MOTHER.
Alas, poor child!
Fortune forsook thee even at thy birth.
The heavens are overcast, the elements
Are turbid, and the very sea and winds
Are all combined against me. Thou, my child,
Know'st not the dark misfortunes into which
Thou art so early plunged, but happily
Lackest the power to comprehend thy fate.
What I would crave of thee, my life, since I
Must never more be blessed with seeing thee,
Is that thou never, never wilt forget
To say, as thou wert wont, thy Ave Mary;
For that bright queen of goodness, grace, and virtue
Can loosen all thy bonds and give thee freedom.
AYDAR.
Behold the wicked Christian, how she counsels
Her innocent child! You wish, then, that your child
Should, like yourself, continue still in error.
JUAN.
O mother, mother, may I not remain?
And must these Moors, then, carry me away?
MOTHER.
With thee, my child, they rob me of my treasures.
JUAN.
O, I am much afraid!
MOTHER.
'Tis I, my child,
Who ought to fear at seeing thee depart.
Thou wilt forget thy God, me, and thyself.
What else can I expect from thee, abandoned
At such a tender age, amongst a people
Full of deceit and all iniquity?
CRIER.
Silence, you villainous woman! if you would not
Have your head pay for what your tongue has done.
From this scene we gladly avert the countenance, while, from the bottom of our hearts, we send our sympathies to the unhappy sufferers. Fain would we avert their fate; fain would we destroy the system of slavery, that has made them wretched and their masters cruel. And yet we would not judge with harshness an Algerine slave owner. He has been reared in a religion of slavery; he has learned to regard Christians, "guilty of a skin not colored like his own," as lawful prey; and has found sanctions for his conduct in the injunctions of the Koran, in the custom of his country, and in the instinctive dictates of an imagined self-interest. It is, then, the "peculiar institution" which we are aroused to execrate, rather than the Algerine slave masters, who glory in its influence, and,
so perfect is their misery,
Not once perceive their foul disfigurement,
But boast themselves more comely than before.

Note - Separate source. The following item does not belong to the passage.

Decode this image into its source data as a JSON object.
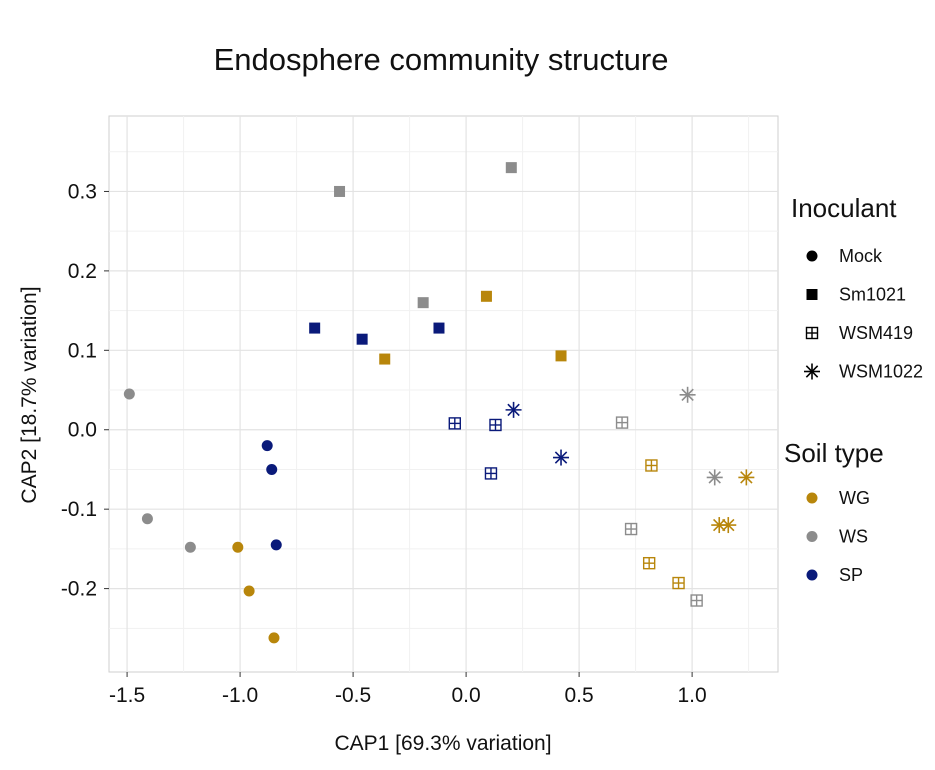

But there is reason to believe that the sufferings of the white slaves were not often greater than is the natural incident of slavery. There is an important authority which presents this point in an interesting light. It is that of General Eaton, for some time consul of the United States at Tunis, and whose name is not without note in the painful annals of war. In a letter to his wife, dated at Tunis, April 6, 1799, and written amidst opportunities of observation such as few have enjoyed, he briefly describes the condition of this unhappy class, illustrating it by a comparison less flattering to our country than to Barbary. "Many of the Christian slaves," he says, "have died of grief, and the others linger out a life less tolerable than death. Alas! remorse seizes my whole soul, when I reflect that this is, indeed, a copy of the very barbarity which my eyes have seen in my own native country. And yet we boast of liberty and national justice. How frequently have I seen in the Southern States of our own country weeping mothers leading guiltless infants to the sales with as deep anguish as if they led them to the slaughter, and yet felt my bosom tranquil in the view of these aggressions upon defenceless humanity! But when I see the same enormities practised upon beings whose complexion and blood claim kindred with my own, I curse the perpetrators, and weep over the wretched victims of their rapacity. Indeed, truth and justice demand from me the confession that the Christian slaves among the barbarians of Africa are treated with more humanity than the African slaves among the professing Christians of civilized America; and yet here sensibility bleeds at every pore for the wretches whom fate has doomed to slavery."[134]